Il me semble que le principe fondamental de la démocratie ne soit pas un mécanisme particulier comme l’élection ou le tirage au sort, mais un partage du pouvoir. J’ai souvent ce passage d’Aristote, dans Les politiques en tête quand je pense à la démocratie.

« Le principe fondamental du régime démocratique, c’est la liberté. Voilà ce que l’on a coutume de dire, sous prétexte que c’est dans ce seul régime que l’on a la liberté en partage. On dit que c’est le but de toute démocratie. Une des marques de la liberté, c’est d’être tour à tour gouverné et gouvernant. »

Aristote, Politique (1317,b)

Présentée de manière simplifié, la démocratie est un mécanisme qui permet aux individus, citoyens, membres d’une communauté politique de s’exprimer, de prendre la parole. Cette prise de parole s’oppose au mécanisme de sortie, de défection qui est plutôt la caractéristique du monde économique. Face aux entreprises, dans nos économies de marché, c’est en arrêtant de consommer un produit ou un service qu’on est censé faire passer un message. Le pouvoir du consommateur ne se fait pas dans la prise de parole, mais dans la sortie, la défection, le boycott. Dans la littérature politico-philosophico-économique de langue shakespearienne, on utilise les termes poétiques de voice (prise de partie, droit au chapitre, etc.) et d’exit (pour sortie, défection, boycott, etc.) pour référer à ces deux caractéristiques. L’une est fondamentale à la démocratie politique et l’autre à l’économie.

Pour la théorie des entreprises, la prise de parole est minime et se résume souvent au vote des actionnaires en assemblée générale. De plus en plus, ces votes ne mettent plus en scène quelques riches individus, mais bien des institutions gigantesques gérant l’épargne de plusieurs millions de personnes. On pourrait imaginer que ceux-ci sont en position de se faire entendre par les gestionnaires des entreprises. Par leur taille, ils contrôlent une part importante du vote qui vient avec les parts des entreprises qu’ils possèdent. En effet, dans la plupart des marchés financiers, avoir une part dans une entreprise vient avec un droit de vote qui permet de prononcer des politiques à l’entreprise, sélectionner l’équipe de gestion principale et quelques autres trucs. Traditionnellement, cet élément « démocratique » dans l’entreprise avait pour justification la lutte contre ce qu’on appelle problème du principal-agent, c’est-à-dire la possibilité que les gestionnaires (les agents des actionnaires) abusent de leur position privilégiée en agissant de manière à nuire aux investisseurs (le principal).

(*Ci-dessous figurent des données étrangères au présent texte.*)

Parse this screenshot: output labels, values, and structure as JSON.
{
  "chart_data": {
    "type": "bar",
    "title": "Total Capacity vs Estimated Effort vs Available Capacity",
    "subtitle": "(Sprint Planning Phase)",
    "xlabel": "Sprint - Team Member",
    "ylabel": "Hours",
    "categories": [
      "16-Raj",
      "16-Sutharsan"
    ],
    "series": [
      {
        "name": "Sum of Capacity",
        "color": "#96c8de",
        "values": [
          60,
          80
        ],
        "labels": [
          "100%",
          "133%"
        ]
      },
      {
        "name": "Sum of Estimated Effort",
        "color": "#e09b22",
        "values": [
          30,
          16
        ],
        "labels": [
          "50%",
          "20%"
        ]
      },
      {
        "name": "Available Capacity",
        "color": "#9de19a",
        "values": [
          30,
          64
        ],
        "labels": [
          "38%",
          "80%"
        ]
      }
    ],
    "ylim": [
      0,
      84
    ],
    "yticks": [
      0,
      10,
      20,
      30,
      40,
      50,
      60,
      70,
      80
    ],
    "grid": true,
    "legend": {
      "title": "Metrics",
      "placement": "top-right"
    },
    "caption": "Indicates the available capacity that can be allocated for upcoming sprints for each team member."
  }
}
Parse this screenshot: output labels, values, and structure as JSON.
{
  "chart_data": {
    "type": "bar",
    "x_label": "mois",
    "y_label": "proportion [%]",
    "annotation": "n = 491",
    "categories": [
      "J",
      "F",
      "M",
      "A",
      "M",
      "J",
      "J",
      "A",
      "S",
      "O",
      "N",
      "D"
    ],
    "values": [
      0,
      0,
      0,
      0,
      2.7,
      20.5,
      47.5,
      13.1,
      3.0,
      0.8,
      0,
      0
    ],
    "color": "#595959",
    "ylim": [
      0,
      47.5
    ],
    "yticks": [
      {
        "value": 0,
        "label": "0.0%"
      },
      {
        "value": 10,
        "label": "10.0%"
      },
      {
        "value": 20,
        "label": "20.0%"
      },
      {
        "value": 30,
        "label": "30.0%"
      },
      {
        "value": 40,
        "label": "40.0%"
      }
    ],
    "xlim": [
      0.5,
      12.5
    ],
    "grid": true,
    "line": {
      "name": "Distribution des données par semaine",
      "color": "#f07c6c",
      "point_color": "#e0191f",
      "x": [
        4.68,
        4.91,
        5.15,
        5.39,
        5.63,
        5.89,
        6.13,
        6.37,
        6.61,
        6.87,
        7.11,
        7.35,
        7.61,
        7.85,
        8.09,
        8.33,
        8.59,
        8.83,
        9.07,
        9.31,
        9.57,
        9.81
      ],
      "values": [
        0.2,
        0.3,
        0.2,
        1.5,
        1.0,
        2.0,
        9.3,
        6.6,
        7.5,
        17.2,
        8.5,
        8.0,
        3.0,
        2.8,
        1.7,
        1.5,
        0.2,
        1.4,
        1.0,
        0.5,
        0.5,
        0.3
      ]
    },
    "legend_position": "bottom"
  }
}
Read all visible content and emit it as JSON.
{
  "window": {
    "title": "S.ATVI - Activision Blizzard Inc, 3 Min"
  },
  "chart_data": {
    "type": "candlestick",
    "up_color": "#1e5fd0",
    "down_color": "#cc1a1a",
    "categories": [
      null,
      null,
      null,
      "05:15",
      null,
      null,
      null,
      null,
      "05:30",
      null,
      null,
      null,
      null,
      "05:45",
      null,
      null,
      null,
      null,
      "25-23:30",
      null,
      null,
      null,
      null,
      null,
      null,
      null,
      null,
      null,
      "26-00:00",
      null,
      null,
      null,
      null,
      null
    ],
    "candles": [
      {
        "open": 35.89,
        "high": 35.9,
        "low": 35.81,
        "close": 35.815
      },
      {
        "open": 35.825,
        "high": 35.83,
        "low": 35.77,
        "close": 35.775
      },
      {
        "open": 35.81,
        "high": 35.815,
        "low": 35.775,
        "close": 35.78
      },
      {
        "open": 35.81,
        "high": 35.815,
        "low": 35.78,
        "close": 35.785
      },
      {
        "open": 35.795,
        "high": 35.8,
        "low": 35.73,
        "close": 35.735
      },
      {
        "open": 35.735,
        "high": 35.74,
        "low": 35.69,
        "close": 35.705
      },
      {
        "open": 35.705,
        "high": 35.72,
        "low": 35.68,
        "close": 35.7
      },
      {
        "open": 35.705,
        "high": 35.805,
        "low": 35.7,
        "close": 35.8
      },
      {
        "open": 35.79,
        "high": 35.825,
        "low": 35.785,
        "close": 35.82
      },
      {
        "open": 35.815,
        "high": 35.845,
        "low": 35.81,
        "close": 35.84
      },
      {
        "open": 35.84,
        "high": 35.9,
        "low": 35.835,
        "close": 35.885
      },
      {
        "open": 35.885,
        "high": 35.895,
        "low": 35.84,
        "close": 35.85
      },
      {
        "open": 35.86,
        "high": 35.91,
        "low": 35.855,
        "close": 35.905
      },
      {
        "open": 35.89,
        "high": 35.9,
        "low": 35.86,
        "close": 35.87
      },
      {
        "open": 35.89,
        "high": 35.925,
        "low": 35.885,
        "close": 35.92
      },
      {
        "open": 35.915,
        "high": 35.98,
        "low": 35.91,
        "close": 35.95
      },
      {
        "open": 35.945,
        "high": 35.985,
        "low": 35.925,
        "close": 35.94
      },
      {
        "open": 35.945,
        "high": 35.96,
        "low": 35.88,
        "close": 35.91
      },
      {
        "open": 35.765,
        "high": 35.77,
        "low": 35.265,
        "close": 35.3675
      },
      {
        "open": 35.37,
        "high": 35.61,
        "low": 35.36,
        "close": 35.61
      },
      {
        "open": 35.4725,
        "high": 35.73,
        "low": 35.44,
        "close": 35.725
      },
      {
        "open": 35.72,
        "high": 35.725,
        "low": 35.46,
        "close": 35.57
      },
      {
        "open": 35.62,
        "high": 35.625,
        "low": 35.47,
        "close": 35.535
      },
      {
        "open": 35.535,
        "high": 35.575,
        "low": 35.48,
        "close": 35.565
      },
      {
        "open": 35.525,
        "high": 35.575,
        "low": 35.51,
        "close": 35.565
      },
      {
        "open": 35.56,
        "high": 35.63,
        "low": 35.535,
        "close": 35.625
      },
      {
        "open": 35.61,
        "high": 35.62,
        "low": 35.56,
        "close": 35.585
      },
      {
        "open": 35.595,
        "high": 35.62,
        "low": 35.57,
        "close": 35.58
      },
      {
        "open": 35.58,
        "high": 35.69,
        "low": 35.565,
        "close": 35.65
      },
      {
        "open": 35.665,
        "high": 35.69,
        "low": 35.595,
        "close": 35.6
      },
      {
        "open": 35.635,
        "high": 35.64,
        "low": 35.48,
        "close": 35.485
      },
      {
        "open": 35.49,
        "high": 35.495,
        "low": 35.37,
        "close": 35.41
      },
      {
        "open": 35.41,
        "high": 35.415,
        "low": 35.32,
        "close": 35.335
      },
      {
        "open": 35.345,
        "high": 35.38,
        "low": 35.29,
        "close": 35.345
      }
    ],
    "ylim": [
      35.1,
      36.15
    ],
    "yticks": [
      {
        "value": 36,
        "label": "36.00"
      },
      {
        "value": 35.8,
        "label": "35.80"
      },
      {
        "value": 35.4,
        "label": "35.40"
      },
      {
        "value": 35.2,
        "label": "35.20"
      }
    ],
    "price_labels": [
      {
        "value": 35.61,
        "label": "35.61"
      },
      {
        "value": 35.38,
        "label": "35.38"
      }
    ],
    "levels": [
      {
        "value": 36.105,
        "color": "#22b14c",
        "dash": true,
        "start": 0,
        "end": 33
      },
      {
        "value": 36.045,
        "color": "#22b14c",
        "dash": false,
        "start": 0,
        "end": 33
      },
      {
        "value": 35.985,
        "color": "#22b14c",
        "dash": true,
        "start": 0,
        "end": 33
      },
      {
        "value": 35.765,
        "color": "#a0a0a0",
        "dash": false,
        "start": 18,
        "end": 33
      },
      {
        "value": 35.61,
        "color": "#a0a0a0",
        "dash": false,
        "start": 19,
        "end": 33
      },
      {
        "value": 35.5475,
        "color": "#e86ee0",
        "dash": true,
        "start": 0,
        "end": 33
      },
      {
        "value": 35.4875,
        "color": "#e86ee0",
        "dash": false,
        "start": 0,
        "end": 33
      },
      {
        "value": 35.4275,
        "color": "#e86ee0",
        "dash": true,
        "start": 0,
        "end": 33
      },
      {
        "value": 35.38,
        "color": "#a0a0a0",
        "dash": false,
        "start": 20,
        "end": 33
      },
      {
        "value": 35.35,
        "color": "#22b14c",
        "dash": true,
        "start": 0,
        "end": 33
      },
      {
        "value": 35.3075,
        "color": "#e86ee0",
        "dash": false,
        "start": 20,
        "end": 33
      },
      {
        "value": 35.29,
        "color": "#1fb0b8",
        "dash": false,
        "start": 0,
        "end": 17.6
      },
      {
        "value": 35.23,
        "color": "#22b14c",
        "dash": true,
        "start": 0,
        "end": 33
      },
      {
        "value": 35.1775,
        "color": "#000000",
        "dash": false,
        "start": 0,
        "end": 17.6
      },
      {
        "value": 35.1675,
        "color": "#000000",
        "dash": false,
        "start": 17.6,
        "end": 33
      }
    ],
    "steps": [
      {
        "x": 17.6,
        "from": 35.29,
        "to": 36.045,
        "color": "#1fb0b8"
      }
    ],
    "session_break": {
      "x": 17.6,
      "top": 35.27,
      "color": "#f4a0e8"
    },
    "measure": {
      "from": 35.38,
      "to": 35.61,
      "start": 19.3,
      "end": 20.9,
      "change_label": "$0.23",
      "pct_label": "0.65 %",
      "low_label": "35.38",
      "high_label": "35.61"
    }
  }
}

Or, certains comme Easterbrook et Fischel argumentent que cet aspect démocratique n’est pas le meilleur moyen de combattre ce problème fondamental à l’entreprise qu’est le problème du principal-agent. C’est ce qu’ils appellent un « marché du contrôle » qui fonctionne mieux pour le faire. Qu’est-ce qu’un marché du contrôle? C’est l’idée selon laquelle une entreprise dont les gestionnaires agissent de manière à abuser des actionnaires (par exemple en se livrant à des opérations entre initiés, etc.) verrait sa valeur boursière diminuer et serait conséquemment plus vulnérable à une prise de contrôle par une entreprise mieux gérée. En effet, si les investisseurs voient qu’ils se font flouer par leurs agents, au lieu de s’exprimer par le vote, ils peuvent seulement vendre leurs parts. Ce faisant, la valeur de l’entreprise en bourse diminuera et l’entreprise pourra plus facilement être rachetée par une entreprise mieux gérée. Encore une fois ici, c’est le marché qui prétend régler les problèmes, l’exit comme mécanisme fondamental.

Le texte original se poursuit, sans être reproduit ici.